でももし彼が君に不条理な執着をするのなら、そこまで夢中にさせた君の魅力を自分の中で褒めながら、目一杯振ってあげなさい』
とても優しい声でリュウさんはそう後押ししてくれた。
私はどうしたいだろう、どうされたいのだろう。
「まだ自分の中で怖い気持ちと戸惑いがあります」
『そうだろうね。
でもね、これはきっかけだと思えばいい。
巣立つ時を僕から聞くために出会ったのだと』
「・・・・・・元々は幼なじみを失った事が発端だったんですけどね」
『それは仕方ない、君がしたことの罰だ。
彼女だっておそらく傷ついただろう。
真面目で純潔に見える親友からそんな言葉を聞いたんだ。
自分の気持ちを一方的に理解して欲しいとぶつけてしまったのは、君が反省すべき点だね。
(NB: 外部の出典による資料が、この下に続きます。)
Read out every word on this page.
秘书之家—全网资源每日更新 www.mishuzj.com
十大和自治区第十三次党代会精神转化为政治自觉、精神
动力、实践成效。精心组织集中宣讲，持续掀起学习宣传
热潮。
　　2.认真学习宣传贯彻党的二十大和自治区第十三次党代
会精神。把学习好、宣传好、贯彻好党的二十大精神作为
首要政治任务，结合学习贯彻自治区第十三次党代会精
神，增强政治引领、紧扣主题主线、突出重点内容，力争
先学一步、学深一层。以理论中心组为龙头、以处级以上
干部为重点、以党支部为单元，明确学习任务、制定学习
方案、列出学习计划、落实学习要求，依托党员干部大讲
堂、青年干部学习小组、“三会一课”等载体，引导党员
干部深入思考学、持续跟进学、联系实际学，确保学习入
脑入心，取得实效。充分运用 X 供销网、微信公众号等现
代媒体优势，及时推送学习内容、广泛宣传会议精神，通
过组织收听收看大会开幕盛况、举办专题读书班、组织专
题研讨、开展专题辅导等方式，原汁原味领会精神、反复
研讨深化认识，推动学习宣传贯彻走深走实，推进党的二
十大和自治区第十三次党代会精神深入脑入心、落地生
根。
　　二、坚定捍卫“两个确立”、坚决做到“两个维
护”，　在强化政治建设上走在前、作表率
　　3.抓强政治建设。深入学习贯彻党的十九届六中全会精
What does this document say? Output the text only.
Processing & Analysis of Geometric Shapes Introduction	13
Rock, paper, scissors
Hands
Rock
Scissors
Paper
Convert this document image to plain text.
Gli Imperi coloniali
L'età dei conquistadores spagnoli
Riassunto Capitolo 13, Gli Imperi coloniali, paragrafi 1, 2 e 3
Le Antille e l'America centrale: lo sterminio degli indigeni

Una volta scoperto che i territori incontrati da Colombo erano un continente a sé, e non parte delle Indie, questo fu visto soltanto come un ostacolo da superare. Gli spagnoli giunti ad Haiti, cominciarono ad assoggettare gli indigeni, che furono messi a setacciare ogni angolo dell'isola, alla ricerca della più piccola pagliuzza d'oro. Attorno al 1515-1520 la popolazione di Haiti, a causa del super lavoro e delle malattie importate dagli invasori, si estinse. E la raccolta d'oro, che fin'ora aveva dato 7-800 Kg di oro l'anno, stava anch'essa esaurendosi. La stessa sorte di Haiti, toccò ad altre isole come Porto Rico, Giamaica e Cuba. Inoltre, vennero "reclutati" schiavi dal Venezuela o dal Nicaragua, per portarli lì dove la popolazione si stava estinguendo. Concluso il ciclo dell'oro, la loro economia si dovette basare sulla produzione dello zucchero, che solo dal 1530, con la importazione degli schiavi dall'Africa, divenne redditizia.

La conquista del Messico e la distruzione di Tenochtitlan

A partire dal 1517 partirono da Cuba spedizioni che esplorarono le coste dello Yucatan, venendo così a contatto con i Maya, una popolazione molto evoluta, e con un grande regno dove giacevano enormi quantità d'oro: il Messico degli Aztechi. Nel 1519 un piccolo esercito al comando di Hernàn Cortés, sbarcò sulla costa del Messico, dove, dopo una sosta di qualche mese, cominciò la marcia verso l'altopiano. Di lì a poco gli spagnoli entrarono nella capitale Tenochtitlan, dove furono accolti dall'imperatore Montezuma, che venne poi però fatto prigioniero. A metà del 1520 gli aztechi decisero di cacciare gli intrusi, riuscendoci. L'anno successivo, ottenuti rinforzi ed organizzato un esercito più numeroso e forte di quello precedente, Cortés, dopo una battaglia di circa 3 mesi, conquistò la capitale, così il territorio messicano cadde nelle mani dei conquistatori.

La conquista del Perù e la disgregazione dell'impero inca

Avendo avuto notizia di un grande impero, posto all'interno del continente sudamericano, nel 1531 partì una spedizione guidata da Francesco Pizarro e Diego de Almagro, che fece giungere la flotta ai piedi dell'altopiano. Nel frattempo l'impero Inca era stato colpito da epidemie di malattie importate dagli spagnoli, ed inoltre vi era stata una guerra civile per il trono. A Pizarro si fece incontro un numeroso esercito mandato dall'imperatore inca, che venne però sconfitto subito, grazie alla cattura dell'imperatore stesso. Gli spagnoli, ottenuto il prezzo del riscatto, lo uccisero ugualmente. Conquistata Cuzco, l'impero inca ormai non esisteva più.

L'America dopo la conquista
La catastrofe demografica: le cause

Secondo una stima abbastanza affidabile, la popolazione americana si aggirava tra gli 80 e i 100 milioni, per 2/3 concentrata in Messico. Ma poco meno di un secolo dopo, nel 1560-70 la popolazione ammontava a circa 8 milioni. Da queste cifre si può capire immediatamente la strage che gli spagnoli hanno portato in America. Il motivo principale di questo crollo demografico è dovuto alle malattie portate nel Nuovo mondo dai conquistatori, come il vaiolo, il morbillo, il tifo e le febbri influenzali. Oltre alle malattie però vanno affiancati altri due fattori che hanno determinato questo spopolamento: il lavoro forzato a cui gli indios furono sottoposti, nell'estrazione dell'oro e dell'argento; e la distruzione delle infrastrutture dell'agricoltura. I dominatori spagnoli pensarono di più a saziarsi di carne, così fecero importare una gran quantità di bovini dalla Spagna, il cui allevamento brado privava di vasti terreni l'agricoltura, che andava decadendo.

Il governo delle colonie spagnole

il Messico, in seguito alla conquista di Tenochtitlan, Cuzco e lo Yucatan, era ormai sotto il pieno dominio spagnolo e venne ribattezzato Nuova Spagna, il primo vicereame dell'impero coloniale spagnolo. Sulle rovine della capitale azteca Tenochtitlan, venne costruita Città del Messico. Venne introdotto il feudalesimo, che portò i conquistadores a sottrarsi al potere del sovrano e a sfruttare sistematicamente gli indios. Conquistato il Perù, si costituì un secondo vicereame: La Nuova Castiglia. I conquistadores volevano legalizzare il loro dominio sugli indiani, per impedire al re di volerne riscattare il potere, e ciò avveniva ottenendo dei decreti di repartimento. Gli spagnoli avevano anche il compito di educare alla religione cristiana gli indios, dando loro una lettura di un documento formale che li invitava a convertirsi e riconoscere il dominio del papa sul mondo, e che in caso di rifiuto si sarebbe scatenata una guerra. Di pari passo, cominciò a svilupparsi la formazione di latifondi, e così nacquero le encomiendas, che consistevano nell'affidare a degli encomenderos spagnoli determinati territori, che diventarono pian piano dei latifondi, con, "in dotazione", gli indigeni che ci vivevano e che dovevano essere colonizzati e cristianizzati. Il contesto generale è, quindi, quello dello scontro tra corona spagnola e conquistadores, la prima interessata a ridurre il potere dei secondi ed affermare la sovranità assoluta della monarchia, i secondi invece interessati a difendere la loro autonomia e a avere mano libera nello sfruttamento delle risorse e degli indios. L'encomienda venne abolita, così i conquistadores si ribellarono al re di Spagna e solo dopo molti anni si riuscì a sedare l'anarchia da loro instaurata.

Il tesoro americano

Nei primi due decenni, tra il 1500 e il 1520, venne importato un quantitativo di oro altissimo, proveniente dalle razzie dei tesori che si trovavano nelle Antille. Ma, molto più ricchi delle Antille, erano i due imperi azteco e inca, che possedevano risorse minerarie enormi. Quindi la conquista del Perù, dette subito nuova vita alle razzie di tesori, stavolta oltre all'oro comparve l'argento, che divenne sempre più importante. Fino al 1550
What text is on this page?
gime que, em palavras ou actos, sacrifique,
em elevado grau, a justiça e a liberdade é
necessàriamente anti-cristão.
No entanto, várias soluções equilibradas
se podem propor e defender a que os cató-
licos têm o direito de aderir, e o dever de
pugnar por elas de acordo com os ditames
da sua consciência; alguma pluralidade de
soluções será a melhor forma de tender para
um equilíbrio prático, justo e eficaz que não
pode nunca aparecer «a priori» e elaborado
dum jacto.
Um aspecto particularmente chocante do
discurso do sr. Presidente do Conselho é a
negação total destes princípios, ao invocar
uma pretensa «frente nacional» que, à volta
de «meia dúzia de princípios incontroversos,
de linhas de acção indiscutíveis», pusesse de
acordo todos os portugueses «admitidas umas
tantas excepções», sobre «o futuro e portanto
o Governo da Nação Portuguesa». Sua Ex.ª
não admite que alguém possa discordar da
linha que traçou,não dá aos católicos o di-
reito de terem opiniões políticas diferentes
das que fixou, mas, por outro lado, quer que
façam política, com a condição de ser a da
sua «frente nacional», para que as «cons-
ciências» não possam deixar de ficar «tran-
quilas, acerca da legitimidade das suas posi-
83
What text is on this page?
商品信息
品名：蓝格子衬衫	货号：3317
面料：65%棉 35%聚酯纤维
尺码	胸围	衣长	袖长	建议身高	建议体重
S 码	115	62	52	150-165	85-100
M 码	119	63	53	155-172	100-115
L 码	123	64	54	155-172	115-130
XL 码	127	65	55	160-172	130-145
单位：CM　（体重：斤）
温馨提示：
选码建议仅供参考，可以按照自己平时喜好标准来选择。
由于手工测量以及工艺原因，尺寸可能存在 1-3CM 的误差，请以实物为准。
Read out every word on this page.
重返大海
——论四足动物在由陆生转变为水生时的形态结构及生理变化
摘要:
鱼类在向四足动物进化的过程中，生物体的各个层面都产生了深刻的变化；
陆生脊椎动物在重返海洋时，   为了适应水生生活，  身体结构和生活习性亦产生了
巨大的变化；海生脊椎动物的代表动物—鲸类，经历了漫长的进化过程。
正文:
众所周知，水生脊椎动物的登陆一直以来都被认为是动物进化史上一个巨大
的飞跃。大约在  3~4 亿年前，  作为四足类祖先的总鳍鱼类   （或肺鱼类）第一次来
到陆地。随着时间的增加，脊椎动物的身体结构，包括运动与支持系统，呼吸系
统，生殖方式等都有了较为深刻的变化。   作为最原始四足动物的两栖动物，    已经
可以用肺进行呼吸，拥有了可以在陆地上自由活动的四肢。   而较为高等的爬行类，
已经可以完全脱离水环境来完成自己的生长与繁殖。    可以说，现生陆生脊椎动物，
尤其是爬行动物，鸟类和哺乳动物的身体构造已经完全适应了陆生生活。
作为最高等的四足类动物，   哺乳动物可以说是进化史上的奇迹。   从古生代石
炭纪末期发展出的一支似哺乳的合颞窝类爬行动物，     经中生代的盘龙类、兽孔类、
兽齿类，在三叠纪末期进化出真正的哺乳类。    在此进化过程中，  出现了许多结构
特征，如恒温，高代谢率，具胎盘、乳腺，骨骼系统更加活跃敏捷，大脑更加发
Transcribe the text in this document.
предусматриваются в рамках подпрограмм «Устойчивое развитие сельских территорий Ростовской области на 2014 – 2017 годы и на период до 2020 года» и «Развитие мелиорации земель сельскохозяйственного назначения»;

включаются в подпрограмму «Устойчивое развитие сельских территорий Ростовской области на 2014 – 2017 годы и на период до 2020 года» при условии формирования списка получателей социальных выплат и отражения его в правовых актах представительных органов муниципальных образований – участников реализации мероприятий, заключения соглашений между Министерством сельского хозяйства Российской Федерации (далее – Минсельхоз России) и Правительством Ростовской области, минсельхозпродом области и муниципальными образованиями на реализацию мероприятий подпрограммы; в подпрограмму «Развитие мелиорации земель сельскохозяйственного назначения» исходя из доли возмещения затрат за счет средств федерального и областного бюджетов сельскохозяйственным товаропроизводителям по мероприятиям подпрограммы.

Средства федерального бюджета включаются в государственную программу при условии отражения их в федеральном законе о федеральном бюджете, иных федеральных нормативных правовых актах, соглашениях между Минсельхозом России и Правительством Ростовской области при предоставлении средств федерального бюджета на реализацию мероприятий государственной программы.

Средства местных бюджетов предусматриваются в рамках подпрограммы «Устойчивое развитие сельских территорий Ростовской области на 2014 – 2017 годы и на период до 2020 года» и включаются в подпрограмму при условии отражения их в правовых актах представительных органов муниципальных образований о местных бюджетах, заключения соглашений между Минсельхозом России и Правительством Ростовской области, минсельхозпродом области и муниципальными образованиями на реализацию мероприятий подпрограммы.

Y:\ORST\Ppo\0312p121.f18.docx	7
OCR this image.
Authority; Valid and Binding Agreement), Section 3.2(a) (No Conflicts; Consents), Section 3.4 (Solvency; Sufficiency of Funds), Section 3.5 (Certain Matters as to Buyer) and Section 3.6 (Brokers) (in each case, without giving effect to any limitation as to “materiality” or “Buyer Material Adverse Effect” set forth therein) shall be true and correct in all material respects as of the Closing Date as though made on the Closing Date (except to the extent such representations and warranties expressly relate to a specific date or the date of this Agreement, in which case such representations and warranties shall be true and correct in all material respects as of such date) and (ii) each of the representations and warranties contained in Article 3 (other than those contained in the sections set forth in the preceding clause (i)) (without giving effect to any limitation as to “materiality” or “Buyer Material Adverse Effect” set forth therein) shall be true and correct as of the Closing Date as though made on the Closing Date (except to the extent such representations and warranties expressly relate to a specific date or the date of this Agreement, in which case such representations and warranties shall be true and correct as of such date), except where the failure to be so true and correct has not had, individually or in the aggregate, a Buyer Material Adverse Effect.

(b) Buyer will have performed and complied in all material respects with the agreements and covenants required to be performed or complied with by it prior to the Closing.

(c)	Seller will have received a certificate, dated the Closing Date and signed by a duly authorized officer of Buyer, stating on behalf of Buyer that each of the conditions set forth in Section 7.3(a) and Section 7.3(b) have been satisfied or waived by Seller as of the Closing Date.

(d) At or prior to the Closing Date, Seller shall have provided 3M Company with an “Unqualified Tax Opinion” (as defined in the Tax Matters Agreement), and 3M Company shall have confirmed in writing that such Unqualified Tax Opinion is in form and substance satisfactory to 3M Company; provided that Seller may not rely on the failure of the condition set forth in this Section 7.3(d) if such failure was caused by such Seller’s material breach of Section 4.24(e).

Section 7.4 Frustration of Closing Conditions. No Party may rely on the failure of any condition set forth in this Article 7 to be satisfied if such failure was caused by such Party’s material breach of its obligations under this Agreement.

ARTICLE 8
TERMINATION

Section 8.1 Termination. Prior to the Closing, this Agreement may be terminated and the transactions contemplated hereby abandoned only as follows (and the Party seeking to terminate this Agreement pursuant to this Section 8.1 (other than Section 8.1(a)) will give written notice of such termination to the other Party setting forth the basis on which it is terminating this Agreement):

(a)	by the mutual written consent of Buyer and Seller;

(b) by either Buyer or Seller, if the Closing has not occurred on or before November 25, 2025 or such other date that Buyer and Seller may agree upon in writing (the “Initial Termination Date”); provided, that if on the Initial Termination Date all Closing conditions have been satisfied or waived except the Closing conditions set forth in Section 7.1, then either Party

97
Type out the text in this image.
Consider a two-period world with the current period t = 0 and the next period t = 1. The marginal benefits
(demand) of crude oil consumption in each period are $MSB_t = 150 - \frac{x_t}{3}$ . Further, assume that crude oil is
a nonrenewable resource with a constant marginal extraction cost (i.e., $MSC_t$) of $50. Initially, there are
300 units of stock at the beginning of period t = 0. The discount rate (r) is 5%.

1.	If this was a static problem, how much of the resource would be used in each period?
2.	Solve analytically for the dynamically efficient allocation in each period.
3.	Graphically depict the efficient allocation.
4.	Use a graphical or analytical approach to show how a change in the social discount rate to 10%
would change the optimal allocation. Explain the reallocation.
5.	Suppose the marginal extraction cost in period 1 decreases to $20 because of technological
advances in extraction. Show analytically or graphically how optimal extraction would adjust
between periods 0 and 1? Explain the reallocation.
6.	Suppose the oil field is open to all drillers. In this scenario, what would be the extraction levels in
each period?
でも君は人としても女性としても彼に出会って成長出来た。
幼なじみのことはその分の経費だと思いなさい』
「・・・・・・はい」
リュウさんの言葉って凄い。
多くの女性が彼によって磨かれたのかと思うと、彼女たちが羨ましく思ってしまった。
『そろそろ時間だね』
「リュウさん」
『ん?』
「色々とありがとうございました。
リュウさんって彼女たちにとってリアル宿り木カフェみたいですね」
笑いながらそういうと、笑い声が聞こえてきた。
リュウさんの笑い声は優しくて、時に意地悪に聞こえて。
だけれど決して私を見下すこともなく、優しく寄り添ってくれた。
最後に彼が言った言葉も、全てが私への優しさ故だってわかる。
こんな凄い人に出会えたことも、きっと私は幸運だったのだろう。
『こちらのお客様にも、彼女たちにも喜んで貰えるスタッフでいられるように精進しなければ』
「ふふ。
私も頑張って巣立つ準備します」
『そうだね、まずは準備だ。
君が素敵な未婚の男性と出逢えることを祈っているよ』
「はい!リュウさんもほどほどに」
笑い声が聞こえる。
リュウさんの笑い声は大人だったり子供だったり、話していて本当に楽しかった。
『それはなんとも。
・・・・・・では、さようなら、素敵なお嬢さん」
「・・・・・・はい。
リュウさん、さようなら」
通話終了の表示がパソコンに出て、私はヘッドフォンを取り外した。
これは彼から巣立つための出会い。
私はきっと彼に包まれ、やっと大人の女性として自信を持って歩けるようにしてもらったのだろう。
怖いけど、少しずつ外の男性に目を向けていかなければならない。
彼の唯一の席に座ることが出来ない以上、私が選ぶ道は一つしか無いってわかっていた。
ただ、甘い時間に捕らわれてそこから抜け出す勇気が無かった。
そのきっかけを、宿り木カフェのリュウさんがくれたのだ。
私は、残りの少なくなったコーヒーのマグカップを持つと、一気に飲み干した。